I can't see how I could have helped myself anymore than I have...and yet I can barely move. The only reason I'm typing is because I've found a twisted way to perch on the chair while trying to extend my right leg, although my hands and wrists also hurt like hell. When my heartbeat was pounding in my head and sweat was pouring down my body yesterday as I did those last two sessions outside, I wondered how close to a stroke or heart attack one had to push oneself toward before one's boss would consider you had "done enough". I thought about my old Helljob and how Gayla would NEVER have expected anyone to do all that. I thought about how I've wanted to become a full-time writer/artist and how if THAT were the case, I could have been INDOORS doing something valuable and possibly helpful to others rather than nearly killing myself to keep the passive-aggressive, whiney man I work for from bitching at me over the phone.

My sister Teresa and I were talking about this: How the ONE person who ends up picking up all the slack for everyone else who doesn't do their work ends up being ragged at by bad bosses and bitched at whenever they're not there. Both she and I are these people--and we've both had a bad rash of bad bosses.

Is Clueless bitching about Rachel's frequent absences, or does he notice that she tells everyone her boyfriend is taking a day off to go shopping--and then she "suddenly" has what she calls a "migraine" so that she can leave? (And believe me, her "headaches" are nothing like a migraine!) Does he bitch at the male employees who injure themselves doing extreme dirtbike tricks over the weekends so that they're torn up and sometimes too broken to work? Does he complain at the guy who takes off a day or more every week or two so that he can go ATV racing elsewhere? Or hey, did he say anything when his son (who doesn't do hardly anything anyway) showed up to work drunk off his arse and then left around noon?

NO. He bitches at ME. Because if I'm not there, nothing is getting done. And that's because I carry the biggest load of work AND I end up picking up the slack while these other people fuck around.

Yesterday, I wondered if I did fall down and end up in the hospital, would the man THEN pretend to any understanding, or would he just call the hospital and bitch that I wasn't there to do the work?

The reason I have asthma is because I worked for ten years at a place using volatile chemicals and unsafe ventillation. It has taken away a significant portion of my life and it turns out the xylene they used all the time is one of the most poisonous substances on earth. I was never permitted to wear a ventillator, since I worked in the office and it would "look bad" to the clients.
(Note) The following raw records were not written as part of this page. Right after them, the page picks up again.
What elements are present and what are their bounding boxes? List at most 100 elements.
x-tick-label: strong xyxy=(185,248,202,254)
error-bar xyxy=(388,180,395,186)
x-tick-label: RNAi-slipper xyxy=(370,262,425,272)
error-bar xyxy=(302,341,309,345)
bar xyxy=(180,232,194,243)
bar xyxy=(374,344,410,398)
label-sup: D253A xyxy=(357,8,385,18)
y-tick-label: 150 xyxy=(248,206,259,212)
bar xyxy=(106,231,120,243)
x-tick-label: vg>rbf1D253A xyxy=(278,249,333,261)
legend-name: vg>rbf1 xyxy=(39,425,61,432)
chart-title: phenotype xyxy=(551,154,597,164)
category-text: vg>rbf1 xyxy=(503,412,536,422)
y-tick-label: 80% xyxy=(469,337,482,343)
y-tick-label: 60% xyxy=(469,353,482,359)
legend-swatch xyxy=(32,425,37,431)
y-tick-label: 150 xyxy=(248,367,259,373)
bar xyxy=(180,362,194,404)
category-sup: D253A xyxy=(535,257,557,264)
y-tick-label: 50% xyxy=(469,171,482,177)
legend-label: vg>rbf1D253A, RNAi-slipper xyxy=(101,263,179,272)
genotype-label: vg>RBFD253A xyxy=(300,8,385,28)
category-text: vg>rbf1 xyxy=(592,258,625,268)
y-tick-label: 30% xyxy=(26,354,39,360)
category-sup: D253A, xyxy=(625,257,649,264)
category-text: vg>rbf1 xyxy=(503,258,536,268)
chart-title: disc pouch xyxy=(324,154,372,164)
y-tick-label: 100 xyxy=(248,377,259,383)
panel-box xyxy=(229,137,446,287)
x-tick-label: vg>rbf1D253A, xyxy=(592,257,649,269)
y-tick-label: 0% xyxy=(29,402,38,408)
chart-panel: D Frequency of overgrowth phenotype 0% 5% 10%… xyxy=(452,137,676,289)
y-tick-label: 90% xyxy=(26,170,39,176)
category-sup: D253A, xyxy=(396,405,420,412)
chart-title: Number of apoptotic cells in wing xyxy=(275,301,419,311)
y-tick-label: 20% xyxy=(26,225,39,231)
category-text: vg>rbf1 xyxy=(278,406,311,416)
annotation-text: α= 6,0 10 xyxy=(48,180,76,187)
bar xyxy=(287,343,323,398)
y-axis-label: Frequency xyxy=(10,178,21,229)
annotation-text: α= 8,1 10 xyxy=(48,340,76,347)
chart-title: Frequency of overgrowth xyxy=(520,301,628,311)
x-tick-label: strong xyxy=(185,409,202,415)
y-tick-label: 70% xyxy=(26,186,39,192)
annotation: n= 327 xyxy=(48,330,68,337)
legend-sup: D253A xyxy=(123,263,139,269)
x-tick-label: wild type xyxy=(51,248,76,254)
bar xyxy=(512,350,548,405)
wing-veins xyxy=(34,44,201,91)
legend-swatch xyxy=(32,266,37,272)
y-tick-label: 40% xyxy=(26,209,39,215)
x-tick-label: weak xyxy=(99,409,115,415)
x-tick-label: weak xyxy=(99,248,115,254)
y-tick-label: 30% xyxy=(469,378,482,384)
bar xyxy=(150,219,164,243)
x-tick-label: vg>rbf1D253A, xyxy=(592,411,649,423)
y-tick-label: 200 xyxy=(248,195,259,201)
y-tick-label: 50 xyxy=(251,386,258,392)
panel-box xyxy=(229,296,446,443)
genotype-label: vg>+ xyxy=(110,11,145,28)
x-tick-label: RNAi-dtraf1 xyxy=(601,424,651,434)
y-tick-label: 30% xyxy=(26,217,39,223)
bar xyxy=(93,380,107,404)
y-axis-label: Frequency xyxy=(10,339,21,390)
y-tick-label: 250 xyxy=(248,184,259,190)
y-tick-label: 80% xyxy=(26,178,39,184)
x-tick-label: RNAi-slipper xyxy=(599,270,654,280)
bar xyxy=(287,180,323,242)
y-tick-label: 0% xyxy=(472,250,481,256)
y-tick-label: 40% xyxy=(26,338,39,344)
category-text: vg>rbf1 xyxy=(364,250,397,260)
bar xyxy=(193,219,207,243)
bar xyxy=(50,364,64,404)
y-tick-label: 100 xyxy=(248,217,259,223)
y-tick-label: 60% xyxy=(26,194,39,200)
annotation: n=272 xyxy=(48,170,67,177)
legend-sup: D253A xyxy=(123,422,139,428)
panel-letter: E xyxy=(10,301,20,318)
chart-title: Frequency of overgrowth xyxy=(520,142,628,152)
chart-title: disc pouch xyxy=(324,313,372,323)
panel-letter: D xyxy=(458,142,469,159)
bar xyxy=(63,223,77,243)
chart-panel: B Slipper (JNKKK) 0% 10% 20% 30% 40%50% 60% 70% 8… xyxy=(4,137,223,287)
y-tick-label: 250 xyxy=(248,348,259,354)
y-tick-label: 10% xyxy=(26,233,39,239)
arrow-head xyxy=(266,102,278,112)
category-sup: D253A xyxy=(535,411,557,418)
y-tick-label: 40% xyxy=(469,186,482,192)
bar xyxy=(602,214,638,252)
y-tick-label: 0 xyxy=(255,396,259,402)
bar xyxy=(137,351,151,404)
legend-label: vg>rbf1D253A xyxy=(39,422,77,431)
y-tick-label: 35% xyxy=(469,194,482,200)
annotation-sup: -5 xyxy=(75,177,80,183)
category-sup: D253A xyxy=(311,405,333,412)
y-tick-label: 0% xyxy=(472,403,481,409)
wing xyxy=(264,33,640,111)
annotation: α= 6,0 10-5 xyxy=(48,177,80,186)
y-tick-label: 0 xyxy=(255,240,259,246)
The reason I have CTS is because I worked for a hospital that didn't bother to fix its software for six months...and I had to type out a minimum of 500 checks a week on an electric typewriter for the whole hospital and its several thousand employees. At one point, I was told I would never be able to type again and that I should find 'some job' that didn't require it. The worse was being scared I would never draw or paint again. How much damage does one have to take? How much pain must one suffer?

How much is TOO much? If I weren't afraid I'd end up homeless, I'd never go back to Clueless and his nightmare. But just like the shovelling, I'm the only one taking care of myself. I don't seem to have a choice.

So if I end up unemployed for staying home after wracking my body up with two days of hard labour just trying to GET TO WORK...???